Robert Toma of Raymond James & Associates, Inc. acted as financial advisor and fairness opinion provider and Kenneth B. Tabach of Silver, Freedman, Taff & Tiernan LLP acted as legal advisor to Emclaire Financial Corp. John Schramm and Dan Flaherty of Janney Montgomery Scott LLC acted as financial advisor and J. Bret Treier of Vorys Sater Seymour & Pease acted as legal advisor to Farmers National Banc Corp. Computershare, Inc. and its wholly owned subsidiary Computershare Trust Company, National Association acted as exchange agents to Farmers National Banc Corp. Alliance Advisors acted as the information agent to Emclaire and will receive a fee of approximately $6,000 for its services. Emclaire has agreed to pay Raymond James a fee of approximately $1.6 million for advisory services in connection with the merger, $25,000 of which was paid in connection with its engagement as Emclaire's financial advisor and $0.25 million of which was paid in connection with the delivery of its opinion.
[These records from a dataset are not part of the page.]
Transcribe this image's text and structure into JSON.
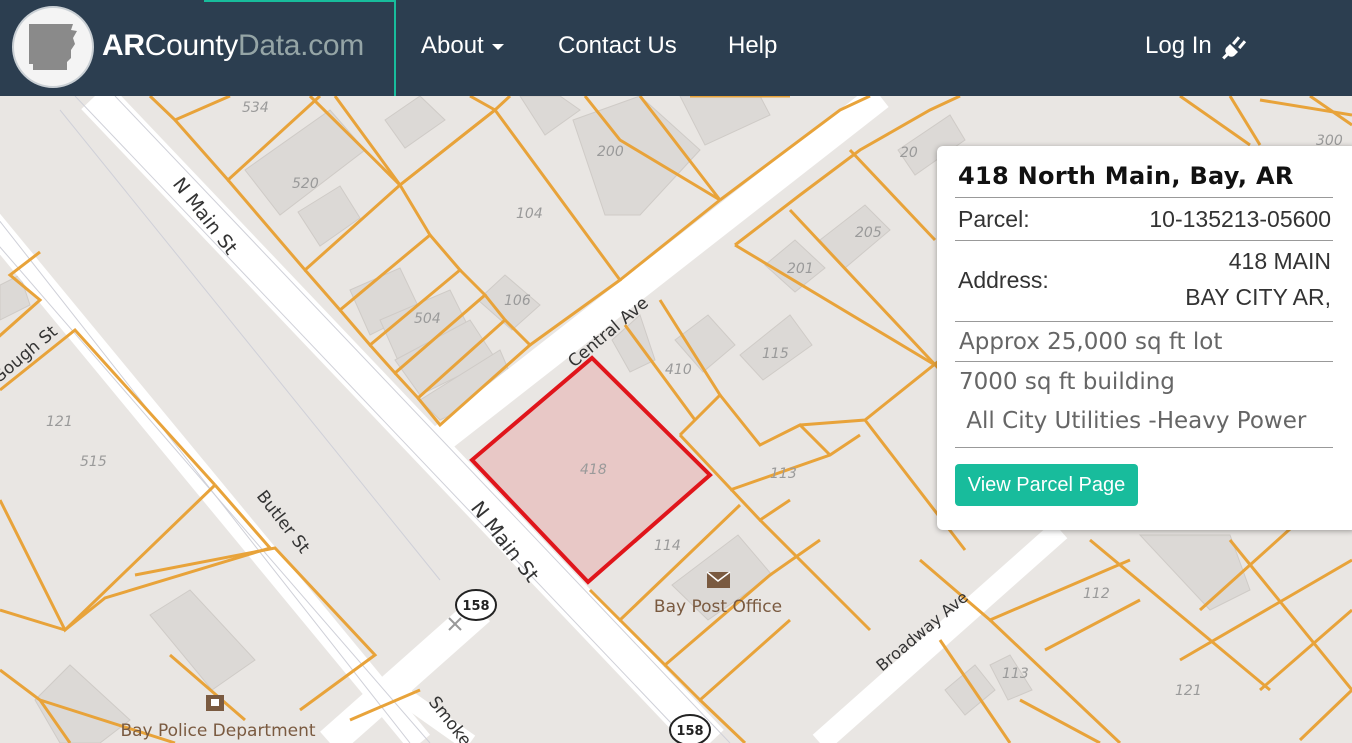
{
  "nav": {
    "brand_part1": "AR",
    "brand_part2": "County",
    "brand_part3": "Data",
    "brand_part4": ".com",
    "about": "About",
    "contact": "Contact Us",
    "help": "Help",
    "login": "Log In",
    "accent_color": "#18bc9c",
    "bg_color": "#2c3e50"
  },
  "map": {
    "streets": {
      "n_main_1": "N Main St",
      "n_main_2": "N Main St",
      "central": "Central Ave",
      "gough": "Gough St",
      "butler": "Butler St",
      "broadway": "Broadway Ave",
      "smoke": "Smoke"
    },
    "highway_shield": "158",
    "highway_shield_2": "158",
    "poi_post": "Bay Post Office",
    "poi_police": "Bay Police Department",
    "lots": {
      "l534": "534",
      "l520": "520",
      "l200": "200",
      "l104": "104",
      "l106": "106",
      "l504": "504",
      "l410": "410",
      "l418": "418",
      "l115": "115",
      "l201": "201",
      "l205": "205",
      "l20x": "20",
      "l300": "300",
      "l113a": "113",
      "l114": "114",
      "l121a": "121",
      "l515": "515",
      "l112": "112",
      "l113b": "113",
      "l121b": "121"
    },
    "parcel_line_color": "#e8a33a",
    "selected_parcel_color": "#e0151b"
  },
  "popup": {
    "title": "418 North Main, Bay, AR",
    "parcel_label": "Parcel:",
    "parcel_value": "10-135213-05600",
    "address_label": "Address:",
    "address_line1": "418 MAIN",
    "address_line2": "BAY CITY AR,",
    "note1": "Approx 25,000 sq ft lot",
    "note2": "7000 sq ft building",
    "note3": " All City Utilities -Heavy Power",
    "button": "View Parcel Page"
  }
}
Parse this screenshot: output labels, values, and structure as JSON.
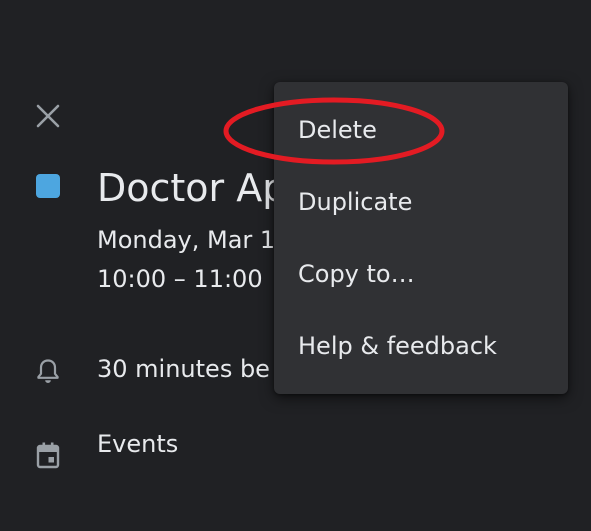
{
  "colors": {
    "background": "#202124",
    "menu_background": "#303134",
    "text": "#e8eaed",
    "icon": "#9aa0a6",
    "event_color": "#4da6e0",
    "annotation_red": "#e31b23"
  },
  "event": {
    "close_icon": "close-icon",
    "title": "Doctor Ap",
    "date": "Monday, Mar 1",
    "time": "10:00 – 11:00",
    "reminder": "30 minutes be",
    "reminder_icon": "bell-icon",
    "calendar": "Events",
    "calendar_icon": "calendar-icon"
  },
  "menu": {
    "items": [
      {
        "label": "Delete"
      },
      {
        "label": "Duplicate"
      },
      {
        "label": "Copy to…"
      },
      {
        "label": "Help & feedback"
      }
    ]
  }
}
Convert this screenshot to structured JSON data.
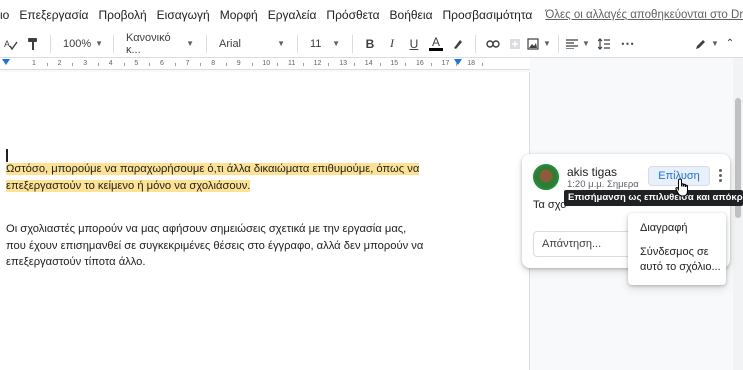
{
  "menubar": {
    "items": [
      "ιο",
      "Επεξεργασία",
      "Προβολή",
      "Εισαγωγή",
      "Μορφή",
      "Εργαλεία",
      "Πρόσθετα",
      "Βοήθεια",
      "Προσβασιμότητα"
    ],
    "saved_status": "Όλες οι αλλαγές αποθηκεύονται στο Drive"
  },
  "toolbar": {
    "zoom": "100%",
    "style": "Κανονικό κ...",
    "font": "Arial",
    "font_size": "11",
    "bold": "B",
    "italic": "I",
    "underline": "U",
    "text_color": "A",
    "colors": {
      "text_color_bar": "#000000",
      "accent": "#1a73e8"
    }
  },
  "ruler": {
    "numbers": [
      "1",
      "2",
      "3",
      "4",
      "5",
      "6",
      "7",
      "8",
      "9",
      "10",
      "11",
      "12",
      "13",
      "14",
      "15",
      "16",
      "17",
      "18"
    ]
  },
  "document": {
    "para1": "Ωστόσο, μπορούμε να παραχωρήσουμε ό,τι άλλα δικαιώματα επιθυμούμε, όπως να επεξεργαστούν το κείμενο ή μόνο να σχολιάσουν.",
    "para2": "Οι σχολιαστές μπορούν να μας αφήσουν σημειώσεις σχετικά με την εργασία μας, που έχουν επισημανθεί σε συγκεκριμένες θέσεις στο έγγραφο, αλλά δεν μπορούν να επεξεργαστούν τίποτα άλλο.",
    "highlight_color": "#fde293"
  },
  "comment": {
    "author": "akis tigas",
    "time": "1:20 μ.μ. Σημερα",
    "text": "Τα σχο",
    "resolve_label": "Επίλυση",
    "reply_placeholder": "Απάντηση...",
    "tooltip": "Επισήμανση ως επιλυθείσα και απόκρυψη"
  },
  "comment_menu": {
    "items": [
      "Διαγραφή",
      "Σύνδεσμος σε αυτό το σχόλιο..."
    ]
  }
}
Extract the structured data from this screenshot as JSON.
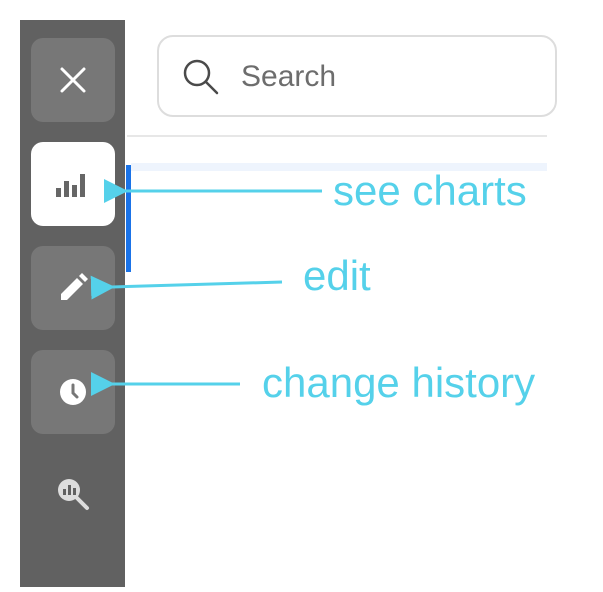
{
  "search": {
    "placeholder": "Search",
    "icon": "search-icon"
  },
  "sidebar": {
    "items": [
      {
        "icon": "close-icon",
        "active": false
      },
      {
        "icon": "bar-chart-icon",
        "active": true
      },
      {
        "icon": "pencil-icon",
        "active": false
      },
      {
        "icon": "clock-icon",
        "active": false
      },
      {
        "icon": "chart-search-icon",
        "active": false
      }
    ]
  },
  "annotations": {
    "charts": "see charts",
    "edit": "edit",
    "history": "change history"
  },
  "colors": {
    "sidebar_bg": "#616161",
    "button_bg": "#777777",
    "active_bg": "#ffffff",
    "indicator": "#1a73e8",
    "annotation": "#55d1ea"
  }
}
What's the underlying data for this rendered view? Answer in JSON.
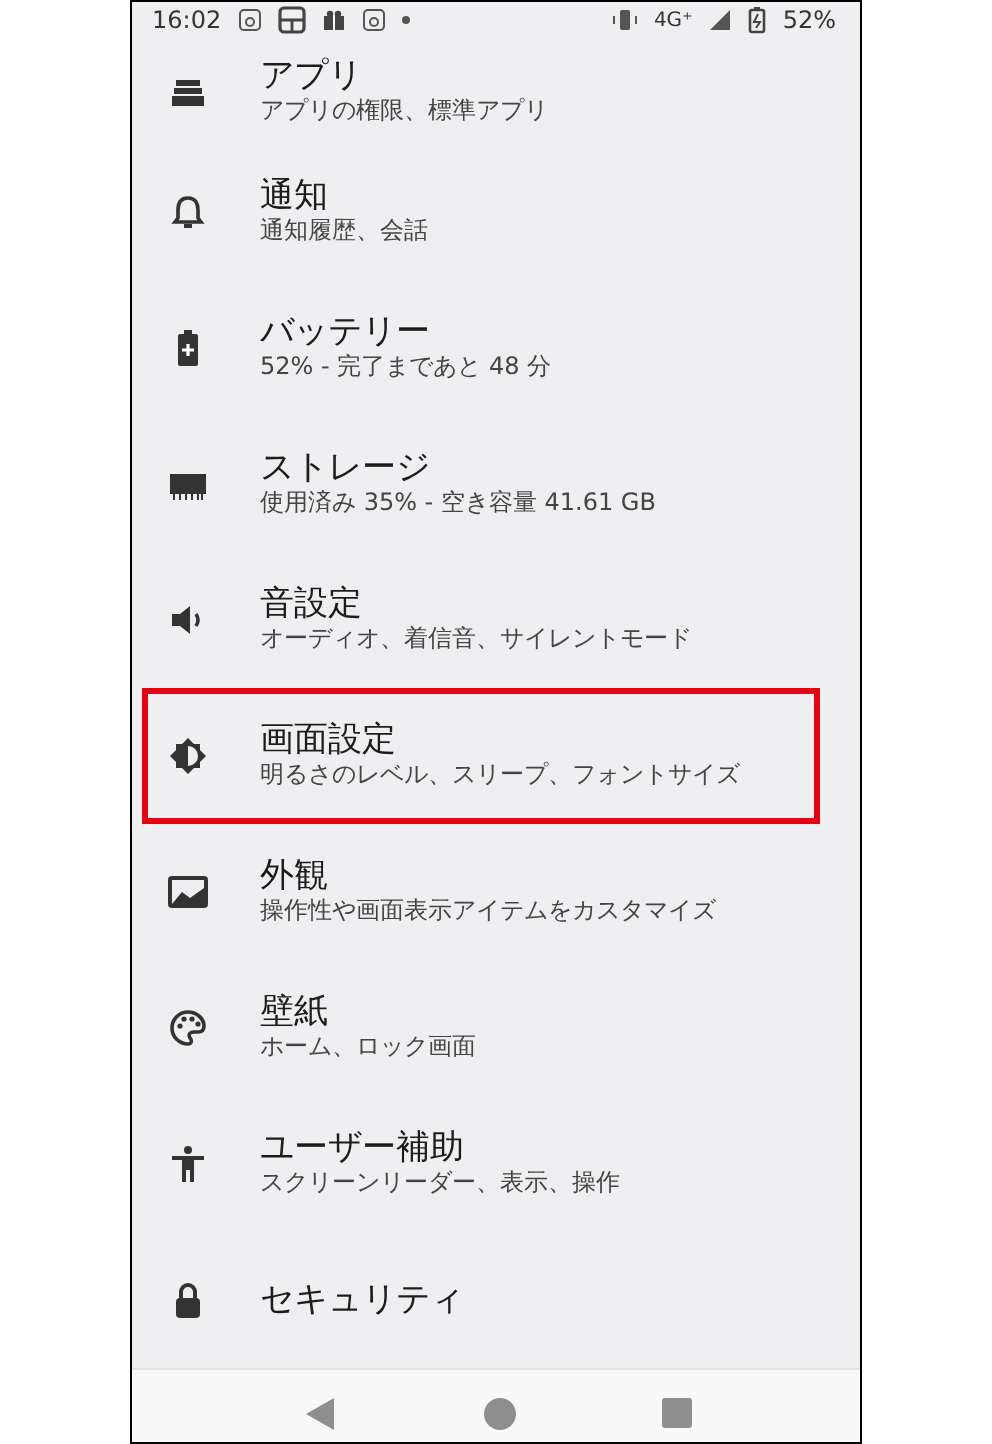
{
  "status_bar": {
    "time": "16:02",
    "network": "4G⁺",
    "battery": "52%"
  },
  "settings": [
    {
      "title": "アプリ",
      "subtitle": "アプリの権限、標準アプリ",
      "selected": false
    },
    {
      "title": "通知",
      "subtitle": "通知履歴、会話",
      "selected": false
    },
    {
      "title": "バッテリー",
      "subtitle": "52% - 完了まであと 48 分",
      "selected": false
    },
    {
      "title": "ストレージ",
      "subtitle": "使用済み 35% - 空き容量 41.61 GB",
      "selected": false
    },
    {
      "title": "音設定",
      "subtitle": "オーディオ、着信音、サイレントモード",
      "selected": false
    },
    {
      "title": "画面設定",
      "subtitle": "明るさのレベル、スリープ、フォントサイズ",
      "selected": true
    },
    {
      "title": "外観",
      "subtitle": "操作性や画面表示アイテムをカスタマイズ",
      "selected": false
    },
    {
      "title": "壁紙",
      "subtitle": "ホーム、ロック画面",
      "selected": false
    },
    {
      "title": "ユーザー補助",
      "subtitle": "スクリーンリーダー、表示、操作",
      "selected": false
    },
    {
      "title": "セキュリティ",
      "selected": false
    }
  ]
}
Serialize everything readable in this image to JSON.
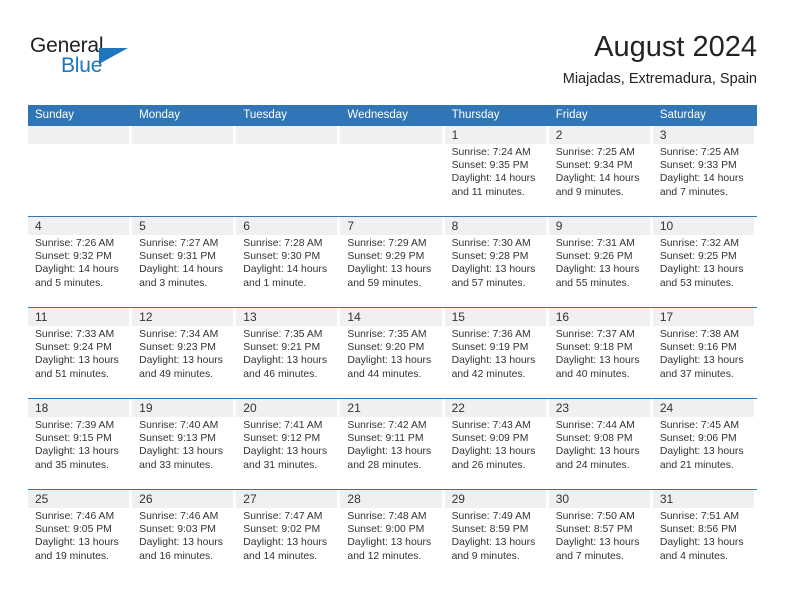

Janney Montgomery Scott LLC also provided fairness opinion to Farmers National Banc. American Stock Transfer & Trust Company, LLC acted as transfer agent to Emclaire.

Farmers National Banc Corp. (NasdaqCM:FMNB) completed the acquisition of Emclaire Financial Corp (NasdaqCM:EMCF) on January 1, 2023. Pursuant to the terms of the Merger Agreement, at the Effective Time, Emclaire merged with and into Farmers, with Farmers as the surviving entity in the deal. As a result of the transaction, the Emclaire Common Stock is no longer listed on Nasdaq.